Now publish each named real-time analytic process in a portal as a URL and then you get something like what can be seen in Figure 7. This is single click business automation. Live recommendations to employees, customers and partners on any device in real time via a portal anywhere in within or outside the enterprise – all via a single click. It is the click that triggers the execution of the whole process to produce a specific recommendation. A fully integrated BI system that is, for all intensive purposes, totally transparent to the user. No BI tools are visible to the user; all they see is a URL. This is an incredibly powerful concept being pioneered by companies like thinkAnalytics and IBM, Macromedia etc. It is this for me that really embeds BI into the heart of business operations and into being a real business driver.

I would ask how many intelligent business automation processes you can think of for your enterprise. Of course many of these actions can be non-visual. Automatic re-ordering of inventory if demand is exceeding supply would be an example. Here the action is simply a transaction invocation to re-order inventory. Portals offer even more however. For example, alerts can be flashed on a portal and we can create personalised dashboards across and beyond the enterprise.

Summary - Which approach to use when?

Given that there are a number of approaches to integrating intelligence into operational applications, a key question is which approach to use and when to use it. Operational reporting should be used for every day basic information needs. Accessing pre-computed business intelligence is a high performance option and is especially effective when the intelligence is attached to customer records. Key pieces of intelligence can then be accessed from browsers and mobile devices. This is particularly effective in front office business operations. For example sales force, customer service and even field service employees could access pre-computed customer intelligence. Tightly integrating analytic components into operational applications is clearly for focused specific use of intelligence in certain business areas. It is likely that new applications will take advantage of this option although this is static up-front integration that may require maintenance down the line. BI web services on the other hand offer dynamic integration of BI into operational applications without the costs of expensive systems integration.
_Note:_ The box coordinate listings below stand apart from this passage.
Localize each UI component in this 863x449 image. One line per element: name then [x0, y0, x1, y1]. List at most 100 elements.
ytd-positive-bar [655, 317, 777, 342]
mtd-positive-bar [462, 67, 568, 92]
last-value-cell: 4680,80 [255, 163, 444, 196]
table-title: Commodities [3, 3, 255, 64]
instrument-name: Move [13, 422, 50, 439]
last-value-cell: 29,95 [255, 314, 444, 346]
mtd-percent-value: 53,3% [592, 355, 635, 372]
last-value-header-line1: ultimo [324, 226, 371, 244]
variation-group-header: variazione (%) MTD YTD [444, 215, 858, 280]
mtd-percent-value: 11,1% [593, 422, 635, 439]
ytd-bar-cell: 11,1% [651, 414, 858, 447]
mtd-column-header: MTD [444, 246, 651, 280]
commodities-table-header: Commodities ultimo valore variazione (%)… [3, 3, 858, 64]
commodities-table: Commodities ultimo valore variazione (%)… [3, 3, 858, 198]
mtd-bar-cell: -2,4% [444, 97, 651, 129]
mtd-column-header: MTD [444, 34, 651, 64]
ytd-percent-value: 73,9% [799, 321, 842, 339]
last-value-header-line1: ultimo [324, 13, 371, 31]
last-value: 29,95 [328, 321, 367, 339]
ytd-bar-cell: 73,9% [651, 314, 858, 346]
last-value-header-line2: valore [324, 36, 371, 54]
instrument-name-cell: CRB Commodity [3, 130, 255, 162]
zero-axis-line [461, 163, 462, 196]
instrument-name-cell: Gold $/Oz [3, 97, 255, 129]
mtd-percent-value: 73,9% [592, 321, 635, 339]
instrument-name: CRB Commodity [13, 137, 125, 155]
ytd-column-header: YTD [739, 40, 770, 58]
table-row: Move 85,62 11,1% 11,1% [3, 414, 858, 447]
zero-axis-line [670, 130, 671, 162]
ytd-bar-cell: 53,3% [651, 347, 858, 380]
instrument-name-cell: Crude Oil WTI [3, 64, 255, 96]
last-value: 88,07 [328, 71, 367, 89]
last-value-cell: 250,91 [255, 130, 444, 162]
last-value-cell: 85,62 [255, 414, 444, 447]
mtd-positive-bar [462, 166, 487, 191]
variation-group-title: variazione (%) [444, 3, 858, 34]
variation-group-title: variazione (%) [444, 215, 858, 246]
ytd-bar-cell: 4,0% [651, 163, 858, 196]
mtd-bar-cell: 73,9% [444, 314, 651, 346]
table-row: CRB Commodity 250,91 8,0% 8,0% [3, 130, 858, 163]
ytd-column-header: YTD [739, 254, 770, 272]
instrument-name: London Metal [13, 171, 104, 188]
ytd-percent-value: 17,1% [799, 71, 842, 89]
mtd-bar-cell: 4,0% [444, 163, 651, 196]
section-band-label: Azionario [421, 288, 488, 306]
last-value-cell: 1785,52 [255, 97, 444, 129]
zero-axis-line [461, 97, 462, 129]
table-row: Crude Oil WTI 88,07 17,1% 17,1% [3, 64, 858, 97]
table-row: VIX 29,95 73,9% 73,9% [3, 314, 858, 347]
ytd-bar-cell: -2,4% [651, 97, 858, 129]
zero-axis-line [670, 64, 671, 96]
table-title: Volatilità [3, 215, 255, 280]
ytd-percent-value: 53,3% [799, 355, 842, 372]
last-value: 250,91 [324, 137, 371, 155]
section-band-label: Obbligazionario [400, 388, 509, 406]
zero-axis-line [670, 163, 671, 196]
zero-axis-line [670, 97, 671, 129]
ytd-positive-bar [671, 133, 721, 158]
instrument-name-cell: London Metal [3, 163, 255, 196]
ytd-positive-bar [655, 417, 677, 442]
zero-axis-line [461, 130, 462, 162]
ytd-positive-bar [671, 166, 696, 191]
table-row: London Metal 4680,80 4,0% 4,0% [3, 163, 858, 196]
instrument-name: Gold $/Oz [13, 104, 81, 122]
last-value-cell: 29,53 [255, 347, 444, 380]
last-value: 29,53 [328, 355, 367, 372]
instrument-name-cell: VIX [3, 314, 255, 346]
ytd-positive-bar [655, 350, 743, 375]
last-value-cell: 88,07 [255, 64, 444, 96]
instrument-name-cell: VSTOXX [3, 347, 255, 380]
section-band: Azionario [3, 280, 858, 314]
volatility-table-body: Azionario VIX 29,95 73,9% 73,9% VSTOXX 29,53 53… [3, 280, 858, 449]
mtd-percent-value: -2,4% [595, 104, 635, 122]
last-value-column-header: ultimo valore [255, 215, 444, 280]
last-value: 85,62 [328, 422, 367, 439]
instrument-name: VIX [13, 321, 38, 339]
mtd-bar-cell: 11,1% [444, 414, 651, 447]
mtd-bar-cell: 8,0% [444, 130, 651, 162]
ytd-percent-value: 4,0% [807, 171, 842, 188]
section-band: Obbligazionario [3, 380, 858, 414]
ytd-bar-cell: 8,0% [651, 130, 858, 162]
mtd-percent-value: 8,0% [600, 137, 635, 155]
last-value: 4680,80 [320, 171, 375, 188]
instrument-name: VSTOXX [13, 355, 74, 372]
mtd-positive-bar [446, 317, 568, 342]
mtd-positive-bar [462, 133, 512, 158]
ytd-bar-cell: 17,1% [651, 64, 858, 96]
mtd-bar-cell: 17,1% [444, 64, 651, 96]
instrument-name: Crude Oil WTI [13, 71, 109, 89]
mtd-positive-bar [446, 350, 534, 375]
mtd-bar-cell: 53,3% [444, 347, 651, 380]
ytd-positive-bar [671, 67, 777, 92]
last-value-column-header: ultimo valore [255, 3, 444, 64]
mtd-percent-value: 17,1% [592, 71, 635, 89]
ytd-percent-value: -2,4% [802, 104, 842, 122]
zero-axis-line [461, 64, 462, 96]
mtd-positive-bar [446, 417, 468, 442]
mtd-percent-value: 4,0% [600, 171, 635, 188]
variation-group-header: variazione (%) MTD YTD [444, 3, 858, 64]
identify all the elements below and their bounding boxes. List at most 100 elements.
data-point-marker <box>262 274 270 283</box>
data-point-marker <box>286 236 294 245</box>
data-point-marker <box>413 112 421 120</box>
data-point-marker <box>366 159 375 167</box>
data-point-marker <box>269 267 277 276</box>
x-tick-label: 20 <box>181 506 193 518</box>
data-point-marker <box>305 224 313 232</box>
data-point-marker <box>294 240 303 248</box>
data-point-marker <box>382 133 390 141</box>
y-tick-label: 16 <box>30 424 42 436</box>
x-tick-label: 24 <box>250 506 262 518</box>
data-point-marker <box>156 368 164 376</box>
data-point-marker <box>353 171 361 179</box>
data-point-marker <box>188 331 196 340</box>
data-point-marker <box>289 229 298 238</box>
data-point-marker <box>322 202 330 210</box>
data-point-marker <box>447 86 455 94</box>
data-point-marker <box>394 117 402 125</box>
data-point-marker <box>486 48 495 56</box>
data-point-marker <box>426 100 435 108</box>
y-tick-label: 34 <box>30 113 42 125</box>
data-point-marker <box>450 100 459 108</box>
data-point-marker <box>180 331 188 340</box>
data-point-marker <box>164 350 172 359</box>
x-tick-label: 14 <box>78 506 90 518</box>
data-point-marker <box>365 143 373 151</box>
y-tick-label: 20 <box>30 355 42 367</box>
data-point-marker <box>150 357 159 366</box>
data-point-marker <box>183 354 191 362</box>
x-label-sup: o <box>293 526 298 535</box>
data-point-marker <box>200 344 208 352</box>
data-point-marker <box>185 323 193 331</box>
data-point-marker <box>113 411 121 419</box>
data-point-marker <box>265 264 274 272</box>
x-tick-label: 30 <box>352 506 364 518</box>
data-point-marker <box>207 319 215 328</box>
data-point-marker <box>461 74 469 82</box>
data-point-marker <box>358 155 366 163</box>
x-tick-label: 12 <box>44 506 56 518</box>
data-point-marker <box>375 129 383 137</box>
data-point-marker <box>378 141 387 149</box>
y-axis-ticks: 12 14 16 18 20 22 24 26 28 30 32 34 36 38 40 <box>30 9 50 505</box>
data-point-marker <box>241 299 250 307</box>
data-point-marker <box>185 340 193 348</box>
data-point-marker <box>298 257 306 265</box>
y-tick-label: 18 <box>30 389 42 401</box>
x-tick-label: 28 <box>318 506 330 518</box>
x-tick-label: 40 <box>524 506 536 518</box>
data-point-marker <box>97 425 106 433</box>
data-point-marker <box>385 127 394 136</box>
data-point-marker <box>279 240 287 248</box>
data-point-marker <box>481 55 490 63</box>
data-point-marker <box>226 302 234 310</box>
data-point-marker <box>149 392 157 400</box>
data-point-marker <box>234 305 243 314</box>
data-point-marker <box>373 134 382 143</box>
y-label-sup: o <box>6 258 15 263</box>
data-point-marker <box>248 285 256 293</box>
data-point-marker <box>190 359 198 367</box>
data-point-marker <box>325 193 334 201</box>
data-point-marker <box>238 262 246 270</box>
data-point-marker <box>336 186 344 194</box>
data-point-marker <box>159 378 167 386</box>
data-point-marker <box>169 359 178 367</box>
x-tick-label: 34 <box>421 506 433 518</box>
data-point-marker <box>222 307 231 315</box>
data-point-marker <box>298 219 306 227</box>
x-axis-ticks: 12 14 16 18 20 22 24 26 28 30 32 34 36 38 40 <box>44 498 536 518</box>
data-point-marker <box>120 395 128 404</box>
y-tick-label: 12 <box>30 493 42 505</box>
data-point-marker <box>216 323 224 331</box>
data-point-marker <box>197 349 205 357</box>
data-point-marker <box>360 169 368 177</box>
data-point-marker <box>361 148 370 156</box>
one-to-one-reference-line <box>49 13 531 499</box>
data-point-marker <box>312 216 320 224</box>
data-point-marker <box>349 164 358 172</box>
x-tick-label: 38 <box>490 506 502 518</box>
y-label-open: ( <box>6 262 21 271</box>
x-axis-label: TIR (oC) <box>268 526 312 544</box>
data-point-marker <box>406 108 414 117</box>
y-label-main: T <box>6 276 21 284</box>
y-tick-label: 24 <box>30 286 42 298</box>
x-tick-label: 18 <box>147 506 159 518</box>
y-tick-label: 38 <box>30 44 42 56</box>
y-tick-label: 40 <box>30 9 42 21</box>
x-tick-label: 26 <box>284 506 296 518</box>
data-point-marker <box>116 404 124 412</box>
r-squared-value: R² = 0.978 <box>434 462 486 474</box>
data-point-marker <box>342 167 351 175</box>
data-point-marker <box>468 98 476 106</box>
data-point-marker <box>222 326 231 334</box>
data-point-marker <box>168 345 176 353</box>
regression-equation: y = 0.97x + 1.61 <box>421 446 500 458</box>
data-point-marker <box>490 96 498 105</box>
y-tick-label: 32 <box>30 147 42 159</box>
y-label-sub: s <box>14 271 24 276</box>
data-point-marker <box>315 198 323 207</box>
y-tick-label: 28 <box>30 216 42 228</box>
Increasingly, BI web services will be dynamically integrated with and shared across multiple operational applications as companies adopt so-called ‘private’ (internal to the enterprise) UDDI directories. BI web services offer a cheaper more flexible application integration option and distribution of BI via XML cubes. In addition BI web services will allow quick dynamic integration of BI tools and analytic applications into portal products thereby allowing companies to push intelligence out to the masses. Portals have already become the fast, economical way to deliver BI to a mass user base. If you have multiple BI portals however, these will need to be plugged into corporate and e-business portal platforms to tie them together with other content and to allow users to access BI produced by multiple BI tools. Portal can also integrate BI systems and tools with other operational applications and content at the presentation level. Finally real-time analytics is again mainly for use with customer intelligence in driving web personalization, real-time Internet marketing and to deliver BI in the form of live recommendations to all front office customer touch-points. Over time this technology will drive business automation and be used more widely across the enterprise. Combining real-time analytics with portals will see greater uptake in the next few years.